32.キスと魔力
そっとベッドに私を下ろし、傍らに座る先生は、私の頬をスルリと撫でる。
「ニーナ、貴女が嫌でなければいまから回復させるために私の魔力を流します」
「はい······嬉しいです先生。お願いします」
そう返すと先生の顔が不自然に赤くなった。
「え······とですね、ニーナ。前も思ってたのですが、貴女は多分知らなかったんですよね?簡単に許可するから変だとは思ったのですが。それに乗じて甘んじた私もいけなかったのですが······誤解があってあとから嫌がられるのは更に辛いので、説明します」
「?」
「魔法使いの行う魔力の交換は、所謂······その『キス』と同じなんです」
「?!」
アロイス先生は口元を隠して恥ずかしそうに伝える。
「他人の魔力を体に入れるとしばらく馴染むまでは相手の魔力が体内を漂います。これはつまり・・・その······『キスマーク』と同じ意味合いになります」
「?!?!?!」
「勿論以前貴女が魔法の使いすぎで倒れた時のように緊急的に魔力を流す場合もありますが」
私まで真っ赤になる。
「この意味を知ったうえで貴女に聞きたい。私の魔力を貴女に流していいですか?」
つまり私は、何も知らないとは言え「アロイス先生のキスマーク嬉しい♡お願いします」と受け答えをしたことになる。かああっと顔面に熱が迸る。
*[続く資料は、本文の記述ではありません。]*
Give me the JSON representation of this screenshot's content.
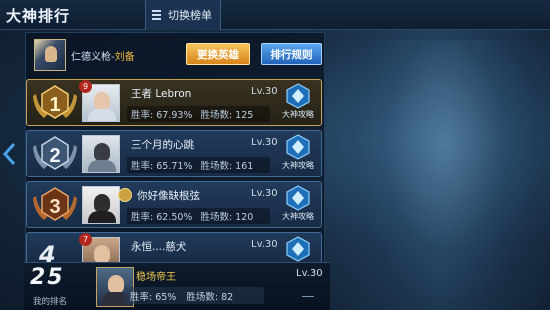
{
  "header": {
    "title": "大神排行",
    "switch_label": "切换榜单"
  },
  "user": {
    "name_prefix": "仁德义枪-",
    "hero": "刘备",
    "change_hero": "更换英雄",
    "rules": "排行规则"
  },
  "guide_label": "大神攻略",
  "ranks": [
    {
      "rank": "1",
      "name": "王者 Lebron",
      "level": "Lv.30",
      "winrate_label": "胜率: 67.93%",
      "games_label": "胜场数: 125",
      "tag": "9",
      "style": "gold"
    },
    {
      "rank": "2",
      "name": "三个月的心跳",
      "level": "Lv.30",
      "winrate_label": "胜率: 65.71%",
      "games_label": "胜场数: 161",
      "tag": "",
      "style": "silver"
    },
    {
      "rank": "3",
      "name": "你好像缺根弦",
      "level": "Lv.30",
      "winrate_label": "胜率: 62.50%",
      "games_label": "胜场数: 120",
      "tag": "",
      "style": "bronze"
    },
    {
      "rank": "4",
      "name": "永恒....慈犬",
      "level": "Lv.30",
      "winrate_label": "",
      "games_label": "",
      "tag": "7",
      "style": "plain"
    }
  ],
  "me": {
    "rank": "25",
    "rank_label": "我的排名",
    "name": "稳场帝王",
    "level": "Lv.30",
    "winrate_label": "胜率: 65%",
    "games_label": "胜场数: 82"
  },
  "colors": {
    "gold": "#f2b73c",
    "accent_blue": "#2f7ad1",
    "panel": "#172b44"
  }
}
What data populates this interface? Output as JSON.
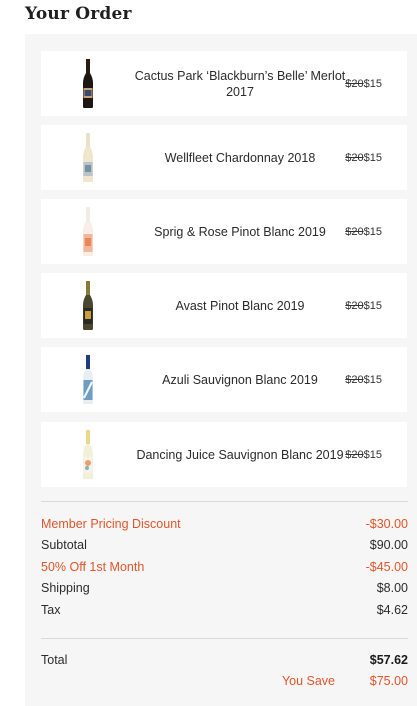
{
  "header": {
    "title": "Your Order"
  },
  "items": [
    {
      "name": "Cactus Park ‘Blackburn’s Belle’ Merlot 2017",
      "old_price": "$20",
      "price": "$15",
      "bottle_icon": "red-wine-bottle"
    },
    {
      "name": "Wellfleet Chardonnay 2018",
      "old_price": "$20",
      "price": "$15",
      "bottle_icon": "white-wine-bottle"
    },
    {
      "name": "Sprig & Rose Pinot Blanc 2019",
      "old_price": "$20",
      "price": "$15",
      "bottle_icon": "rose-wine-bottle"
    },
    {
      "name": "Avast Pinot Blanc 2019",
      "old_price": "$20",
      "price": "$15",
      "bottle_icon": "dark-wine-bottle"
    },
    {
      "name": "Azuli Sauvignon Blanc 2019",
      "old_price": "$20",
      "price": "$15",
      "bottle_icon": "blue-label-wine-bottle"
    },
    {
      "name": "Dancing Juice Sauvignon Blanc 2019",
      "old_price": "$20",
      "price": "$15",
      "bottle_icon": "white-wine-bottle"
    }
  ],
  "summary": {
    "member_discount": {
      "label": "Member Pricing Discount",
      "value": "-$30.00"
    },
    "subtotal": {
      "label": "Subtotal",
      "value": "$90.00"
    },
    "first_month": {
      "label": "50% Off 1st Month",
      "value": "-$45.00"
    },
    "shipping": {
      "label": "Shipping",
      "value": "$8.00"
    },
    "tax": {
      "label": "Tax",
      "value": "$4.62"
    },
    "total": {
      "label": "Total",
      "value": "$57.62"
    },
    "you_save": {
      "label": "You Save",
      "value": "$75.00"
    }
  },
  "colors": {
    "accent": "#e0552a",
    "panel_bg": "#f6f6f6"
  }
}
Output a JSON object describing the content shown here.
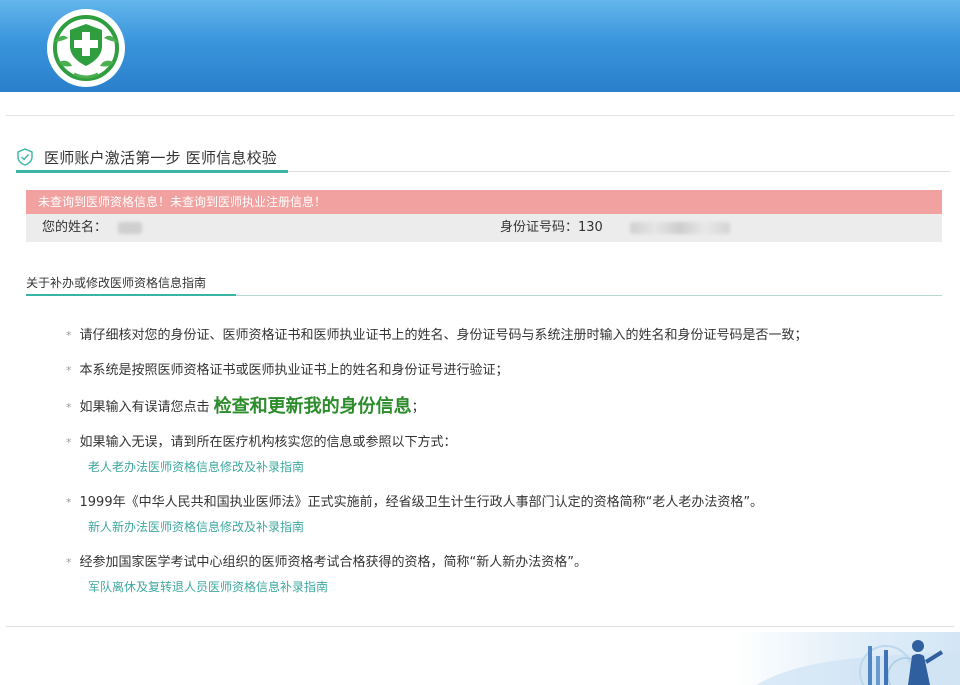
{
  "header": {
    "logo_icon": "medical-cross-leaf-icon",
    "colors": {
      "top": "#64b6ec",
      "bottom": "#2a7fca"
    }
  },
  "step": {
    "icon": "shield-check-icon",
    "title": "医师账户激活第一步 医师信息校验"
  },
  "alert": {
    "message": "未查询到医师资格信息！未查询到医师执业注册信息！",
    "color": "#f2a1a1"
  },
  "user": {
    "name_label": "您的姓名：",
    "id_label": "身份证号码：130"
  },
  "guide": {
    "title": "关于补办或修改医师资格信息指南",
    "star": "*",
    "items": [
      {
        "text": "请仔细核对您的身份证、医师资格证书和医师执业证书上的姓名、身份证号码与系统注册时输入的姓名和身份证号码是否一致；"
      },
      {
        "text": "本系统是按照医师资格证书或医师执业证书上的姓名和身份证号进行验证；"
      },
      {
        "text_before": "如果输入有误请您点击",
        "link_big": "检查和更新我的身份信息",
        "text_after": "；"
      },
      {
        "text": "如果输入无误，请到所在医疗机构核实您的信息或参照以下方式：",
        "link": "老人老办法医师资格信息修改及补录指南"
      },
      {
        "text": "1999年《中华人民共和国执业医师法》正式实施前，经省级卫生计生行政人事部门认定的资格简称“老人老办法资格”。",
        "link": "新人新办法医师资格信息修改及补录指南"
      },
      {
        "text": "经参加国家医学考试中心组织的医师资格考试合格获得的资格，简称“新人新办法资格”。",
        "link": "军队离休及复转退人员医师资格信息补录指南"
      }
    ]
  },
  "colors": {
    "accent": "#39b5a5",
    "link": "#3fa8a0",
    "highlight": "#2c8c2c"
  }
}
はっ!待てよ。それでいくと、以前私が先生に魔力を無理やりお裾分け感たっぷりに渡したことがあった。それはつまり「先生、私のキス貰って貰って♡」と押し付けたことになるのでは?!
きゃああああ!!私、とんでもない痴女じゃない!!
「あ······あの、『魔法使いのキス』は、その、普通の人にも判っちゃうものなんですか?」
「一般人には判りませんね。魔力の流れを判別出来る魔法使いのみ、その意味が伝わります」
「私······その、普通のキスとかもしたこと無いんです。キスって······好きな人同士がするものと聞いたことがあるのですが······頬とかおでこは家族とかでもすると思いますが、く······唇は好きな人しかしないって。そうなんですか?」
もう既に色々とやらかしてしまっているのだ。この際だ。恥を忍んで色々聞いてみる。
「そうですね。一般的には」
「一般的じゃないこともあるんですか?」
「なんと言いますか、その場限りの行きずりの場合も······」
「行きずりでキスを?!」
「勘違いしないでくださいニーナ!!私は魔力の交換をしたのは貴女が初めてです!本当ですよ!信じてください!!」
アロイス先生は異常に早口で捲し立てる。先生は顔が真っ赤だ。
「アロイス先生は、普通の······肉体的なキスも、色んな人とされたんですよね?」
先生は立派な大人だ。そのぐらいはもう経験済みだろうと予測する。
「ち、違う!ニーナ!私は断じて········」と私の肩をがしっと掴む。
アロイス先生は一呼吸おいてから、話し始めた。
「······すみません。興奮してしまって。あの、私だって女性と触れあうのは、貴女が初めてなんです。そもそも魔力相性の合う女性なんて親族以外にいなかったんですから」
あ、なるほどと思った。先生は普段、魔力相性が悪い相手から肌と目の違和感を受けるのを避けるために手袋と眼鏡をしている。
アロイス先生はまだ頬に赤みが差していて、でも眉間に皺を寄せてなんだか必死に私の方を見ていた。
そんな必死に見なくったって信じているのに。
ここまで聞いたのだから、私もわからないことはわからないと伝えるべきだ。魔力についての疑問をちゃんと解消しようと思った。それで、どうするか、心のままに決めよう。